Our May 2018 maintenance (https://blog.pace.gatech.edu/?p=6158) is complete ahead of schedule. We have brought compute nodes online and released previously submitted jobs. Login nodes are accessible and your data are available. As usual, there are a small number of straggling nodes we will address over the coming days.
Our next maintenance period is scheduled for Thursday, Aug 9 through Saturday, Aug 11, 2018.
Schedulers
Job-specific temporary directories (may require user action): Complete as planned. Please see the maintenance day announcement (https://blog.pace.gatech.edu/?p=6158) to see how this impacts your jobs.
ICE (instructional cluster) scheduler migration to a different server (may require user action): Complete as planned. Users should not notice any differences.
Systems Maintenance
ASDL cluster (requires no user action): Complete as planned. Bad CMOS batteries are replaced and the fileserver has a replacement CPU. Memory problems were related to bad CPU, which are resolved without changing any Memory DIMMs.

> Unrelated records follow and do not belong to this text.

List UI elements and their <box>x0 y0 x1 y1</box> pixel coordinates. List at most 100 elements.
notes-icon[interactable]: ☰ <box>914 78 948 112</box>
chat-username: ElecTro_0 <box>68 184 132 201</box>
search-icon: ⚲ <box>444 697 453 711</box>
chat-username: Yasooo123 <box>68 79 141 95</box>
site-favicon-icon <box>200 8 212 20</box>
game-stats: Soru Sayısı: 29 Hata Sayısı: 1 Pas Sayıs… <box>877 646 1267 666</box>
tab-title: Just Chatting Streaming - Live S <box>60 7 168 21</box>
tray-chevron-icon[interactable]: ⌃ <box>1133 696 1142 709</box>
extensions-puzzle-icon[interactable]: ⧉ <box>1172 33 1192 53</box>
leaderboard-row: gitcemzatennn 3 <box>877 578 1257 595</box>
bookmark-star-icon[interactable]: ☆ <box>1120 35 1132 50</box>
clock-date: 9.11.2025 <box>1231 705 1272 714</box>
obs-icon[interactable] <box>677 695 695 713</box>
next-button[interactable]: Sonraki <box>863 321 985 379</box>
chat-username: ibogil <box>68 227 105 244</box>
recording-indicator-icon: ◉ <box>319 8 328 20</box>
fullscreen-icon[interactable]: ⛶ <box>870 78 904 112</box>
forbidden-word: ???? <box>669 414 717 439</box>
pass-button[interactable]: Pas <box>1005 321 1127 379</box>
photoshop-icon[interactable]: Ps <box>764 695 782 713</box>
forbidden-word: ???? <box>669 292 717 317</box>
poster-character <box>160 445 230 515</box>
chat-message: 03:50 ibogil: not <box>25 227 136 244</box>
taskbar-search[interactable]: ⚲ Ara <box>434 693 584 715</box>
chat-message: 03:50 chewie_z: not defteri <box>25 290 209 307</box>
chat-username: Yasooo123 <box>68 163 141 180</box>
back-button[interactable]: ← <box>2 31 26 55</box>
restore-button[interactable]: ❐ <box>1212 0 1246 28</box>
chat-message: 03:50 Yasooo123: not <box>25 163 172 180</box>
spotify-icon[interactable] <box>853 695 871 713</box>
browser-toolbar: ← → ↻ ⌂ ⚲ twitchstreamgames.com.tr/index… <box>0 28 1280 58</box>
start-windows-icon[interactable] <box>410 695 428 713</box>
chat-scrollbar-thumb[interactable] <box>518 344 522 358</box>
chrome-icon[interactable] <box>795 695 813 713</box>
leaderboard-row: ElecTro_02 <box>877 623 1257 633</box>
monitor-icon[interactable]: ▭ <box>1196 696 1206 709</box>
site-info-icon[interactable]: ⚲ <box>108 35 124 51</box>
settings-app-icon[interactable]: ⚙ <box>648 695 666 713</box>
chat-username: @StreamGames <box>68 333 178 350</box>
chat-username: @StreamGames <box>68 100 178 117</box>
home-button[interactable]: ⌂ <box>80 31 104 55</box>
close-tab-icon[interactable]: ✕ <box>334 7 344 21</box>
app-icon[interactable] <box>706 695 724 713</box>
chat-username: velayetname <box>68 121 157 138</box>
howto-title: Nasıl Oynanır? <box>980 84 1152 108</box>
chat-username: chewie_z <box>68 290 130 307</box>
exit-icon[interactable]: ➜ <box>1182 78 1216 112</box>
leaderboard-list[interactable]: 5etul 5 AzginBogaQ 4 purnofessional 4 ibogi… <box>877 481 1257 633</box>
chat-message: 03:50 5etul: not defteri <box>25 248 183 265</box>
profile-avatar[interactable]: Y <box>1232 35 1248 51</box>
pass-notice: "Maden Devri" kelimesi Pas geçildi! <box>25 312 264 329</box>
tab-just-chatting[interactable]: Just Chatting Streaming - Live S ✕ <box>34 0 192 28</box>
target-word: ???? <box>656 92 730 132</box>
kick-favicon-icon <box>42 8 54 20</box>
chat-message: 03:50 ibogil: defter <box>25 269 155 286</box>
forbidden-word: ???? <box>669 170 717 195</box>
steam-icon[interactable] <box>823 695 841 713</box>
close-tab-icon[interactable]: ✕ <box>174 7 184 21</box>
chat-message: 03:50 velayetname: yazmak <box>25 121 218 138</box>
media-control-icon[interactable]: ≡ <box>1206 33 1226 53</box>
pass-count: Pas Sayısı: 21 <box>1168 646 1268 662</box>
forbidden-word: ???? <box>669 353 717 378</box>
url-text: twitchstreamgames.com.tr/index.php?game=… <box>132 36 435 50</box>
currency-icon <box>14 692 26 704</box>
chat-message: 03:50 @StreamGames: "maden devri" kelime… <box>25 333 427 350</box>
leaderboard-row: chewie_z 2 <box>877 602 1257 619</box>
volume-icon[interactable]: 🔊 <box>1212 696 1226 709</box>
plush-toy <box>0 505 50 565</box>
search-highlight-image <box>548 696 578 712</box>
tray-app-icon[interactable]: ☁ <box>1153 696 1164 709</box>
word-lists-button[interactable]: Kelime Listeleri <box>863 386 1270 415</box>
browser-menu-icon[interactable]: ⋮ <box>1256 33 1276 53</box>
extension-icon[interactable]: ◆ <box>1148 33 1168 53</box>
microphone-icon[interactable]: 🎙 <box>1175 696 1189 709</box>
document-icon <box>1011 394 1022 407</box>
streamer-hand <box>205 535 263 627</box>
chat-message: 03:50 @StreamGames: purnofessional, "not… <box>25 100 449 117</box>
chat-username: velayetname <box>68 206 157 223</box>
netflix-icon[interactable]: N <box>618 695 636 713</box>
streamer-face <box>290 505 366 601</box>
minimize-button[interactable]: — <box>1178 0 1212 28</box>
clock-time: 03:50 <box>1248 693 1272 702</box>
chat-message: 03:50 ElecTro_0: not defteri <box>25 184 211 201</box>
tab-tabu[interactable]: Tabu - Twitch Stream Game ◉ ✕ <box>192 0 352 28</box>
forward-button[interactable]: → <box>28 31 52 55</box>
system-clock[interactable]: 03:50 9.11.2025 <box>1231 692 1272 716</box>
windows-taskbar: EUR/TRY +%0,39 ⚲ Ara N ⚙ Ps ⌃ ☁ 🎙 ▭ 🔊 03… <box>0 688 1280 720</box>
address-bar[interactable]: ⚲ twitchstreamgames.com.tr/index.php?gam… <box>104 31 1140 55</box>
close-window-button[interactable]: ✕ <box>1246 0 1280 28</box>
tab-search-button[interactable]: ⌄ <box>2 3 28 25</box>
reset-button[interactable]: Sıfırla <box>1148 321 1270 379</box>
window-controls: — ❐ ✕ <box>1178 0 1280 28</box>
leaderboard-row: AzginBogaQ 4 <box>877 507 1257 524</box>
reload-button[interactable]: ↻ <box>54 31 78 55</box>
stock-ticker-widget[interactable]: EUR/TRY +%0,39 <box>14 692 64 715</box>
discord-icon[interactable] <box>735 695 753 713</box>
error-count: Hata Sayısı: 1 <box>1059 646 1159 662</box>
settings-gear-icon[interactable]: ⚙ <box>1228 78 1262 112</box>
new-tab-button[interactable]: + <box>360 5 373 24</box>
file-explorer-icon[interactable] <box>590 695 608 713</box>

Replace PDUs on Rich133 H37 Rack (requires no user action): Deferred per the request of cluster owner.
LIGO cluster rack replacement (requires no user action): Complete as planned.
Storage
GPFS filesystem client updates on all of the PACE compute nodes and servers (requires no user action): Complete as planned, and tested. Please report any missing storage mounts to pace-support.

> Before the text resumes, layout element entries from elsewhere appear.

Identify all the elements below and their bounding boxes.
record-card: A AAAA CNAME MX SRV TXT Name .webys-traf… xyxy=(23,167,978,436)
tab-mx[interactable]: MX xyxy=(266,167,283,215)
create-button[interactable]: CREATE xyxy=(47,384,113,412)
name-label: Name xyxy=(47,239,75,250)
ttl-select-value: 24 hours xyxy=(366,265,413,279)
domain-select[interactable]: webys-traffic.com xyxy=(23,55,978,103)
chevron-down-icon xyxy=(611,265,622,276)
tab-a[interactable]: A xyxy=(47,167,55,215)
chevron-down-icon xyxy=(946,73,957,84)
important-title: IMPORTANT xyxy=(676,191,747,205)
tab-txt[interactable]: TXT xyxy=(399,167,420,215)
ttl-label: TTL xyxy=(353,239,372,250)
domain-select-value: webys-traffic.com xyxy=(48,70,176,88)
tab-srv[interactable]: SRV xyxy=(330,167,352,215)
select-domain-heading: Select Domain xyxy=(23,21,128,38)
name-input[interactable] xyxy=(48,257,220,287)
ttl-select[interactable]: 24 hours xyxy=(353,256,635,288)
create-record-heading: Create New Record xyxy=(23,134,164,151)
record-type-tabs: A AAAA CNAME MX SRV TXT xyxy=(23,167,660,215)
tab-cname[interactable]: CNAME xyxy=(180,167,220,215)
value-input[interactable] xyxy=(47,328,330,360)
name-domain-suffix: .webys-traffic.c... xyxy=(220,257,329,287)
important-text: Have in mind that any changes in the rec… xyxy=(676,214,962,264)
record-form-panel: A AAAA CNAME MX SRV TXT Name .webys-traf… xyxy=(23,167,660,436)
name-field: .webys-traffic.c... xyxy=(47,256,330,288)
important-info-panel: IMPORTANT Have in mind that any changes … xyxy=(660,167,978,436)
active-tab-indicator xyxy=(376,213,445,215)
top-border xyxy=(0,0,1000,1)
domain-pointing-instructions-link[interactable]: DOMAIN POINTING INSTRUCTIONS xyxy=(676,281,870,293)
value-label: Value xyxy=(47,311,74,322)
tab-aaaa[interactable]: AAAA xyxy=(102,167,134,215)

Run routine system checks on GPFS filesystems (requires no user action): Complete as planned, no problems found!
Network
The IB network card firmware upgrades (requires no user action): Complete as planned.
Enable 10GbE on physical headnodes (requires no user action): Complete as planned.
Several improvements on networking infrastructure (requires no user action): Complete as planned.